Sen. Kamala Harris (D-Calif.) said that while she favors a Medicare for All system of health care, she is opposed to raising taxes on the middle class, leading to the question: How would such a plan be paid for?
Harris made the seemingly contradictory remarks during an interview on CNN.
Harris Falsely Claims Medicare For All Won't Raise Taxesyoutu.be
"Part of it is going to be about Wall Street paying more," Harris said. "It's going to be about what we tax in terms of financial services. That's part of it. The other part is to understand this is about an investment that will reap a great return on the investment. We can't only look at this issue in terms of cost without thinking about benefit. The benefit to the American public will be that people will have access to health care that right now they cannot afford. And we are all paying a price for that."
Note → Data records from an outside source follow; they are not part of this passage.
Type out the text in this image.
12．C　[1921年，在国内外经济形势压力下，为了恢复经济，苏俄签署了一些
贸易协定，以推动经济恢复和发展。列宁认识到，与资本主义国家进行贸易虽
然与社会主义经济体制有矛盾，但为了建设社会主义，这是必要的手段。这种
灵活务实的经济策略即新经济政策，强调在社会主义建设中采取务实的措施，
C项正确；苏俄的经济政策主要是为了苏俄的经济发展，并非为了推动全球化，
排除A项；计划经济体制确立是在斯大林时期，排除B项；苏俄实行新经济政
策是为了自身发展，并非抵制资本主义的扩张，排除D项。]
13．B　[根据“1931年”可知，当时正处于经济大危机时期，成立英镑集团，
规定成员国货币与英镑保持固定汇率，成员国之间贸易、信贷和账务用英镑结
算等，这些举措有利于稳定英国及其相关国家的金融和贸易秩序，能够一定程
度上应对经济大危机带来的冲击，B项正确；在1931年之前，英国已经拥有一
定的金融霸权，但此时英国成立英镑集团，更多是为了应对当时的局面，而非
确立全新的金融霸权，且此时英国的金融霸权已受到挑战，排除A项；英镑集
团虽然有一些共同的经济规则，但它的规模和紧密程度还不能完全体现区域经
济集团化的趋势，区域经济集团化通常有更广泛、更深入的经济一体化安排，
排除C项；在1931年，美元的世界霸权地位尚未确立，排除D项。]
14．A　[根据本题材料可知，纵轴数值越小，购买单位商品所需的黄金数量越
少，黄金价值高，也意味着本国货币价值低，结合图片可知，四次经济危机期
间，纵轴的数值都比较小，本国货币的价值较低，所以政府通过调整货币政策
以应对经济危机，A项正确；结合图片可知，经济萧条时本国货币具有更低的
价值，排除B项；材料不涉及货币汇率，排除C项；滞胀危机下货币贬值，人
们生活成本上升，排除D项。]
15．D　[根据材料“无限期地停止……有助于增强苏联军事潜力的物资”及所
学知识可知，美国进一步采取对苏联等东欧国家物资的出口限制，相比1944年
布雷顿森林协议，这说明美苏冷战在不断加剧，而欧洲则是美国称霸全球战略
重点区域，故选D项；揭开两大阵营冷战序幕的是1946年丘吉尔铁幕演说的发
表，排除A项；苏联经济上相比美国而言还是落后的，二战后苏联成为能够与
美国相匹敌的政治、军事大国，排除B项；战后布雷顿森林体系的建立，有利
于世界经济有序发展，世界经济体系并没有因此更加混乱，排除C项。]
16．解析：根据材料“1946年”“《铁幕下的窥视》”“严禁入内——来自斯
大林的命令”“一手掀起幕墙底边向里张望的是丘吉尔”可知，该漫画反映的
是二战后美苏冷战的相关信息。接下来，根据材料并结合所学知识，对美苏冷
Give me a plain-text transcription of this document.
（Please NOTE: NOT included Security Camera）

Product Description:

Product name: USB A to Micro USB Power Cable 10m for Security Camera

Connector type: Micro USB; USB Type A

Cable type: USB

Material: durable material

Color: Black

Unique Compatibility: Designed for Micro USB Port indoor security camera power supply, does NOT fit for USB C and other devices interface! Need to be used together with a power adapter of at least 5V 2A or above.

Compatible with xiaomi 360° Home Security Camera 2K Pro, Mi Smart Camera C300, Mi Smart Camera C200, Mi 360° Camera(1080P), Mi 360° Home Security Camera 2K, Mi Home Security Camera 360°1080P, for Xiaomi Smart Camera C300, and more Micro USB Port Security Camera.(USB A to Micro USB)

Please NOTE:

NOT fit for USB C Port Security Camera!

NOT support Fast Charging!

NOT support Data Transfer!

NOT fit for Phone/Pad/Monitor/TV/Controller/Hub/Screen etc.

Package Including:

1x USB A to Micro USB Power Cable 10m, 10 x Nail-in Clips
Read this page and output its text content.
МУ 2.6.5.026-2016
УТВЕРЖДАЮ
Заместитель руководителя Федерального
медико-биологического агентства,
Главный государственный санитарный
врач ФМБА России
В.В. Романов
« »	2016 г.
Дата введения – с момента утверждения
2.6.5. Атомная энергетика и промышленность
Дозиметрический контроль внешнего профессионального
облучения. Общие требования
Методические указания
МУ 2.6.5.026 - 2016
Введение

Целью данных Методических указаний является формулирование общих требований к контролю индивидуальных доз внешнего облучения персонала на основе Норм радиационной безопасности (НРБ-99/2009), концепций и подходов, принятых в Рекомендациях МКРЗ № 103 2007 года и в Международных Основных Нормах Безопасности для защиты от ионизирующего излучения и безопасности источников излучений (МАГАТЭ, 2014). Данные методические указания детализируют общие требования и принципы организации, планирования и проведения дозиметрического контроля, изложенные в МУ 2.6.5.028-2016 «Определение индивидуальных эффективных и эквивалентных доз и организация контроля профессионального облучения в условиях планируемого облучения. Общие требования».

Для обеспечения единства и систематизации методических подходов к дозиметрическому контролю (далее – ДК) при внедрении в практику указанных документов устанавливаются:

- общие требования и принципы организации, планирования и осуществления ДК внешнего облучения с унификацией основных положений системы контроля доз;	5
This is, of course, unlikely if not impossible. She talks about raising taxes on Wall Street and taxing different financial services, but her answer is mostly a glossing over of the real math question at hand.
Even Bernie Sanders, the author of the Medicare for All plan that Harris has supported as a senator, admits his plan would require a middle class tax increase.
"How do you think we … Health care is not free. Now, we pay for health care in a variety of ways, pretty complicated. About half of health care dollars, more or less, comes from taxes," Sanders said Tuesday to The Washington Post.
Sanders said Medicare for All would cost about $40 trillion over a 10-year period.
Harris, however, is choosing to take the path of both supporting Medicare for All and opposing middle class taxes, apparently hoping that voters will simply believe it to be possible because they would like to believe it is possible.